Entscheidungsstichwort (Thema)
Krankenversicherung. Kostenerstattung für eine ambulante transarterielle Chemoperfusion und eine Laserinduzierte Interstitielle Thermotherapie. Systemversagen bei unzureichender Aufklärung durch den Vertragsarzt und Drängen zu einer privatärztlichen Honorarvereinbarung
Leitsatz (amtlich)
1. Ein Systemversagen, das einen Kostenerstattungsanspruch nach § 13 Abs 3 SGB 5 auslöst, liegt auch vor, wenn ein Vertragsarzt den zu behandelnden Versicherten durch unzureichende Aufklärung in dem Glauben lässt, er erbringe eine zum Leistungsspektrum der gesetzlichen Krankenversicherung gehörende Behandlung (hier die Chemoembolisation).
2. Der Einstandspflicht der Krankenkasse steht dann nicht entgegen, dass der Vertragsarzt dem lebensbedrohlich erkrankten Versicherten die Unterschrift unter einen Privatbehandlungsvertrag mit der Begründung abverlangt hat, er als Spezialist für die benötigte Therapie behandle nur unter dieser Bedingung. In einem solchen Fall kann der Versicherte trotz der Nichtigkeit der Privatbehandlungsvereinbarung nach § 32 SGB 1 nicht darauf verwiesen werden, die dem Behandler geleisteten Zahlungen nach § 812 BGB auf dem Zivilrechtsweg zurückzufordern.
Nachgehend
Tenor
I. Auf die Berufung des Klägers werden das Urteil des Sozialgerichts Frankfurt am Main vom 17. November 2008 sowie der Bescheid der Beklagten vom 22. September 2005 in der Gestalt des Widerspruchsbescheides vom 16. März 2006 geändert.

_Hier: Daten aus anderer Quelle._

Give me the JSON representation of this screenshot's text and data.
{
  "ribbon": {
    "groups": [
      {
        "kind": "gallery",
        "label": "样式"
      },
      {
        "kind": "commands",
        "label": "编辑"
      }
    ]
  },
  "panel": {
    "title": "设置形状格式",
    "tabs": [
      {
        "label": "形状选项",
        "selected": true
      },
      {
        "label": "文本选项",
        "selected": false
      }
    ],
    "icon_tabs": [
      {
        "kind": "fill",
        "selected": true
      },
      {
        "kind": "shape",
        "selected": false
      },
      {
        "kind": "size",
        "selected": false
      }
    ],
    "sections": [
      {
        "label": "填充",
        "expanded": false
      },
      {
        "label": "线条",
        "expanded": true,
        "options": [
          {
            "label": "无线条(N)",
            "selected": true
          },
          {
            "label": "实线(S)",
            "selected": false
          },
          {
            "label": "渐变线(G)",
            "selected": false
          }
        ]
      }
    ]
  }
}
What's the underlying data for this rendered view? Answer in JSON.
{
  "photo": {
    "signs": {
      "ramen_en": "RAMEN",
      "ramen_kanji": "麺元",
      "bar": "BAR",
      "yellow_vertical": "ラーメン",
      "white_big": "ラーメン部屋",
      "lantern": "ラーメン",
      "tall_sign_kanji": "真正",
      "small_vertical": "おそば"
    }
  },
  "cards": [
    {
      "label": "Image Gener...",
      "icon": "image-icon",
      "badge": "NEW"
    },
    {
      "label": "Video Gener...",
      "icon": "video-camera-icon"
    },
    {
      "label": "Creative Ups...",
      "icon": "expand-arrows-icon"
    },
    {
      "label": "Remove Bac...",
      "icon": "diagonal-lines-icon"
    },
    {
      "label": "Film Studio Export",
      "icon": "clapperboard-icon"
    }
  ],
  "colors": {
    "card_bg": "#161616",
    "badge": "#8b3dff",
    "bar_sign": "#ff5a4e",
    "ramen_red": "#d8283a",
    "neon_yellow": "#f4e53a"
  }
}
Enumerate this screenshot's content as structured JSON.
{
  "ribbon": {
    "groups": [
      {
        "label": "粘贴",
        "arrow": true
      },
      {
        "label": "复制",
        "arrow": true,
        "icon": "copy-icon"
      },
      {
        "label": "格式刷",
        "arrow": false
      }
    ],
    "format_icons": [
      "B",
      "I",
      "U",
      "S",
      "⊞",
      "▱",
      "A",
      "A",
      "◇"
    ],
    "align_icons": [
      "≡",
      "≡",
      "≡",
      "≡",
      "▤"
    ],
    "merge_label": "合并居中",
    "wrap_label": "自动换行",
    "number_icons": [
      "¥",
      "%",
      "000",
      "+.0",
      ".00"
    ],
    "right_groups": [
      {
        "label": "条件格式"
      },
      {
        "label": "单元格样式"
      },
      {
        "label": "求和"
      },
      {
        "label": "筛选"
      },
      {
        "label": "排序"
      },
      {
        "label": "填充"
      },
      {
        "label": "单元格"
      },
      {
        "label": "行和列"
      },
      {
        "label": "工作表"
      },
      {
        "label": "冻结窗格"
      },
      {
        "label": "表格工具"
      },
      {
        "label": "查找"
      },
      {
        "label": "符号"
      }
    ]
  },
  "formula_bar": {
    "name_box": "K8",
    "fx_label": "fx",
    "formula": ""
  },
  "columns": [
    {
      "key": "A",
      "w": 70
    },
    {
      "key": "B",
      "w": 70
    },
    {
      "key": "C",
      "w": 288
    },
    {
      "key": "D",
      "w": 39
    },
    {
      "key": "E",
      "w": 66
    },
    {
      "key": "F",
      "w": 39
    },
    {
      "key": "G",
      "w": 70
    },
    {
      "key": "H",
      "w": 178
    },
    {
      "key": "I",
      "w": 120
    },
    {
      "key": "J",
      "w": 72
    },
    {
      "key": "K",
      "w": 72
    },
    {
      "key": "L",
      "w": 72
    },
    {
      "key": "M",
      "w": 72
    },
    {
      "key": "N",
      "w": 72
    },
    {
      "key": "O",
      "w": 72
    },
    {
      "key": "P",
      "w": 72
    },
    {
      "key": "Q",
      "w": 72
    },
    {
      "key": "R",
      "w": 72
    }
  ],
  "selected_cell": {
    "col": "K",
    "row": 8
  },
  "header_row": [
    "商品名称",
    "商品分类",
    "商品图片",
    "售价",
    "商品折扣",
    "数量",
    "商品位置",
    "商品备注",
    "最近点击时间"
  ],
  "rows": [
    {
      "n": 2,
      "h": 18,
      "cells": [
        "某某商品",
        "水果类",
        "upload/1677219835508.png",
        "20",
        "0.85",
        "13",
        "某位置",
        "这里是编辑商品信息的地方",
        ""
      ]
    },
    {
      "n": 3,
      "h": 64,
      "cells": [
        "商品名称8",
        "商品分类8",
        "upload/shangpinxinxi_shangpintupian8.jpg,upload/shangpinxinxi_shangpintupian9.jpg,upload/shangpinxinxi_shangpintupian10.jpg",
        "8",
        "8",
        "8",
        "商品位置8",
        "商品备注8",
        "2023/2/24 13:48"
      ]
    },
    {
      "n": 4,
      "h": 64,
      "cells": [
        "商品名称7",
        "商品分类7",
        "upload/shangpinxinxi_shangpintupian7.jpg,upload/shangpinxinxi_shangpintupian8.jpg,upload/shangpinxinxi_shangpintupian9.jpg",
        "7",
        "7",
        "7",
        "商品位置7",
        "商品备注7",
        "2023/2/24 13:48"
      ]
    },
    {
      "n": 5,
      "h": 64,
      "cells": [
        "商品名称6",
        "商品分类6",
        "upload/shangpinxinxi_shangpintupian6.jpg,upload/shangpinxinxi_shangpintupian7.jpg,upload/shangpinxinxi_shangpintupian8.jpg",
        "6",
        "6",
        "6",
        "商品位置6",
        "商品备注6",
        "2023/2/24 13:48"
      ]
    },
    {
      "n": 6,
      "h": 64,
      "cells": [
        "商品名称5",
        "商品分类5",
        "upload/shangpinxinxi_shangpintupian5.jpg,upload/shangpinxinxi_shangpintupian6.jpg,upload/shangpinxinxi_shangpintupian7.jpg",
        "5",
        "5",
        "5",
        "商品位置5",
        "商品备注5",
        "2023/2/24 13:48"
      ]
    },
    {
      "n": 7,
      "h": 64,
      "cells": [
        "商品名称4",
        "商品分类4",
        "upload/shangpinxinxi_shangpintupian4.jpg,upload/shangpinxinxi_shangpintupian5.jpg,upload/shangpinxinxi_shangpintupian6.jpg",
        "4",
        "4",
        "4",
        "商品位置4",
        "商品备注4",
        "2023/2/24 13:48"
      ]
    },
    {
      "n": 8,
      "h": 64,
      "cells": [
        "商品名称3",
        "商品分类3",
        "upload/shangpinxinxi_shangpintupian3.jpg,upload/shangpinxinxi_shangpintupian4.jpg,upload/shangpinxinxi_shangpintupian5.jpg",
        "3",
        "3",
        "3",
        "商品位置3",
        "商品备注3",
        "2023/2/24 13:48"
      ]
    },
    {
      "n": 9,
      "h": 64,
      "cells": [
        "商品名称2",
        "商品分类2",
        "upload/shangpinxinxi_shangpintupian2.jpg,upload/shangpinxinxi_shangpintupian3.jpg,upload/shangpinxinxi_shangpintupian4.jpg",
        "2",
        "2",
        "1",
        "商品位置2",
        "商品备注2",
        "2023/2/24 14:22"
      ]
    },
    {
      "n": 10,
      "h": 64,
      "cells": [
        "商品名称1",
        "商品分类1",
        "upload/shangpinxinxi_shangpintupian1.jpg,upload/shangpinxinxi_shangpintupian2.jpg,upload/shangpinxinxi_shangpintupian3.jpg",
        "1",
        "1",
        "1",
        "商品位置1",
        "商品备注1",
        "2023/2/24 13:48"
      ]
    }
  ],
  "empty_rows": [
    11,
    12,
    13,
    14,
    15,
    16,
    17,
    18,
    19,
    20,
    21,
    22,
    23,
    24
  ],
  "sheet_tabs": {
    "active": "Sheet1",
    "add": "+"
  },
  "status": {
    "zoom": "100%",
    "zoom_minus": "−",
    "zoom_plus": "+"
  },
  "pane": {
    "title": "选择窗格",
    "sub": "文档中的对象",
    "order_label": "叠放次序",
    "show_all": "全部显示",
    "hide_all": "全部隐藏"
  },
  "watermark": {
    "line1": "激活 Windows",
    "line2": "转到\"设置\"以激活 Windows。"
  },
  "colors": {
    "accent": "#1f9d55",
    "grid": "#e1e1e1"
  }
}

II. Die Beklagte wird verurteilt, dem Kläger die Kosten der ambulanten Behandlung seiner Ehefrau Dr. K.A. mit Chemoperfusion bei Prof. V. in Höhe von 18.708,87 EUR zu erstatten. Die Berufung wird im Übrigen zurückgewiesen.
III. Die Beklagte hat dem Kläger die ihm entstandenen notwendigen außergerichtlichen Kosten für beide Instanzen zu erstatten.
IV. Die Revision wird zugelassen.
Tatbestand
Die Beteiligten streiten um die Kostenerstattung für eine ambulante transarterielle Chemoperfusion und eine Laserinduzierte Interstitielle Thermotherapie (LITT).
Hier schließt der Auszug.